Любопытный исторический анекдот связан с Бабушкиным переулком, переименованным в улицу Александра Лукьянова — героя-летчика, совершившего один из первых таранов в Отечественную войну. Бабушкиным переулок назывался в честь старожилов Басманной, владельцев шелковой и полотняной фабрики Бабушкиных, чей дом находился напротив. Переулок этот просуществовал тринадцать лет, когда домовладелец Гурьев потребовал от Управы благочиния закрыть его, аргументируя следующим (приведу почти целиком этот образчик казенного косноязычия): «…И мостовой не имеетца, и бывает великая в осеннее время грязь, от которой проезду и проходу пешим людям не бывает. А в зимнее время ночью вывозят по пустое одного с обывательских дворов всякую нечистоту, отчего бывает тяжолость воздуха и по глухоте оного в ночные времена часто бывают шумы и драки».

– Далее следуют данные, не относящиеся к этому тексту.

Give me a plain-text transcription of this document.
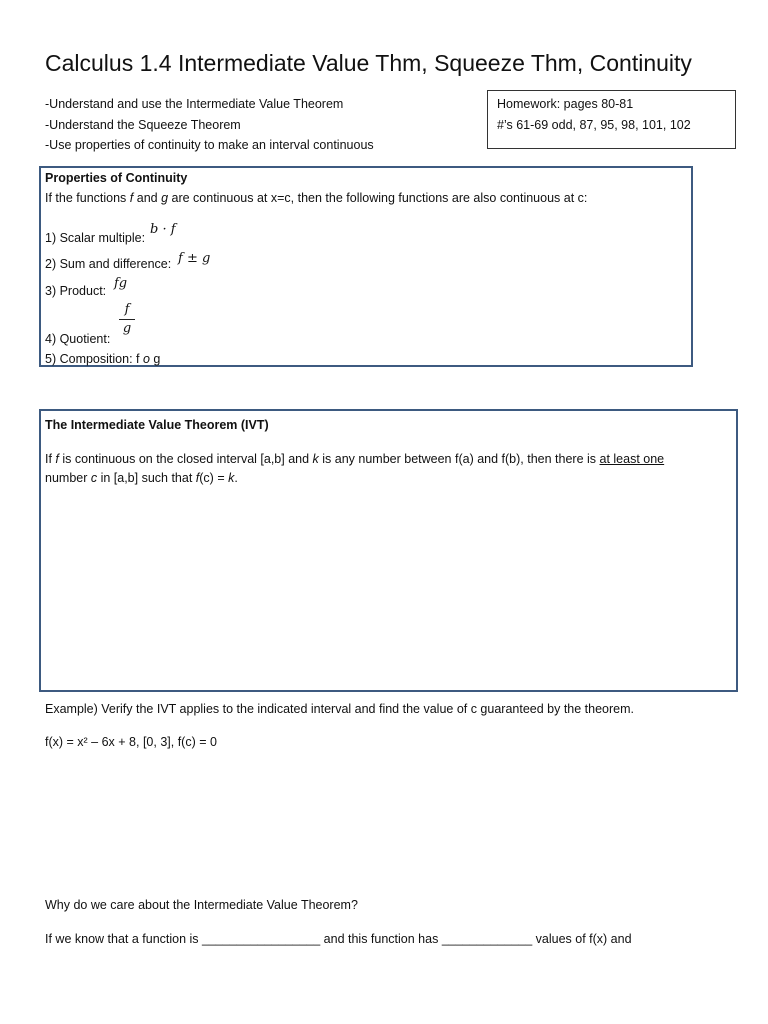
Calculus 1.4 Intermediate Value Thm, Squeeze Thm, Continuity
-Understand and use the Intermediate Value Theorem
-Understand the Squeeze Theorem
-Use properties of continuity to make an interval continuous
Homework: pages 80-81
#’s 61-69 odd, 87, 95, 98, 101, 102
Properties of Continuity
If the functions f and g are continuous at x=c, then the following functions are also continuous at c:
1) Scalar multiple:
b · f
2) Sum and difference: f ± g
3) Product: fg
f
g
4) Quotient:
5) Composition: f o g
The Intermediate Value Theorem (IVT)
If f is continuous on the closed interval [a,b] and k is any number between f(a) and f(b), then there is at least one
number c in [a,b] such that f(c) = k.
Example) Verify the IVT applies to the indicated interval and find the value of c guaranteed by the theorem.
f(x) = x² – 6x + 8, [0, 3], f(c) = 0
Why do we care about the Intermediate Value Theorem?
If we know that a function is _________________ and this function has _____________ values of f(x) and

Но другие обыватели оспорили Гурьева, считая, что переулок этот нужен во время пожара. И все просили управу замостить его, особенно московские купцы Петр и Семен Андреевы, дети Бабушкина, по причине той, что «домы их стоят один в Старой, а другой в Новой Басманной, и противу того самого переулка, а Петра Бабушкина и по оному всему переулку, шедши из Старой Басманной в Новую по правую руку на обе оные улицы вовесь переулок вышел». Тоже неплохо закручено! Самое удивительное, что чиновники управы разобрались в этой словесной непролази и велели частному приставу замостить переулок.
«Ще це за ум! Ще це за розум!» — как говаривал тату князей Разумовских…
Кузнецкий мост
К самым сильным переживаниям моего раннего детства принадлежат мамины походы в «город». Так называлось триединство Кузнецкого моста, Петровки и Столешникова переулка. Если маме нужно было в другую часть Москвы, слово «город» никогда не произносилось. «Мне на Пятницкую… на Остоженку… на Арбат… на Страстной бульвар…» — конкретно, суховато, по-деловому. И с мечтательной интонацией: «Я иду в город» — в таинственную, волшебную страну, начинавшуюся за тогдашней улицей Дзержинского (Большая Лубянка) против Фуркасовского переулка.
Маминому походу в «город» предшествовал целый ритуал. Мама долго сидела перед зеркалом и что-то делала со своим лицом. После этого у нее расцветал рот, алели скулы, а ресницы становились черными и мохнатыми. Мне очень нравилась такая вот преображенная мама. Я не вникал в суть ее манипуляций с разными тюбиками, коробочками, трубочками, щеточками, кисточками, пуховками и пульверизатором, не любя разгаданных чудес. В каждом явлении прекрасна его тайна. Меня не только не занимало, что у игрушек внутри, но сама мысль нарушить дивную целостность была отвратительна. Чем старше я становился, тем меньше оставалось вокруг меня неназванных явлений, что отнюдь не прибавляло мне счастья. Во всяком случае, я ничего не выиграл, когда моего слуха коснулись слова, обозначавшие таинственные действия мамы перед походом в «город»: надо намазаться.
В пору, когда мама уже «мазалась», а не священнодействовала перед зеркалом, меня стали брать в «город». Я не помню своего первого путешествия в страну неведомого, хотя по правилам здравомыслия все первоначальное должно навсегда врезаться в сознание: первая любовь, первый поцелуй, первая книга, первая рюмка, первое предательство.
Я вообще не помню отчетливо и последовательно ни одного такого похода. Легкий наркотический привкус несказанного наслаждения помешал дивным, подернутым сладостным туманцем видениям выстроиться в цельную картину. Всякий раз я поражался многолюдству Кузнецкого моста по выходе из сумрачного ущелья Фуркасовского переулка в свет маленькой площади Вацлава Воровского. Помню чудесные, движущиеся, перевернутые вверх ногами человеческие фигурки в низко расположенных стеклах обувного магазина на углу Кузнецкого моста и Петровки. Но что это были за стекла и почему в них отражались заоконные пешеходы, да еще в опрокинутом виде, — убей бог, не знаю, даже не догадываюсь. Это легко выяснить, но мне хочется сохранить для себя тайну перевернутого мира, порой населенного только большими ногами, шагающими по асфальтовому небу, порой маленькими фигурками, над головой у которых сияла небесная синь. Кажется, к этому эффекту причастна камера обскура?..
Еще я помню страшного нищего на Петровке возле Пассажа, он совал прохожим культю обрубленной руки и, брызгая слюной, орал: «Родной, биржевик, подай герою всех войн и революций!» Нэп был уже на исходе, и биржевики, настоящие и бывшие, испуганно совали опасному калеке рубли и трешки. Впрочем, так же поступали негоцианты и предприниматели, не имевшие к бирже никакого отношения. Сколько я себя помню, страх всегда правил свой безустанный бал.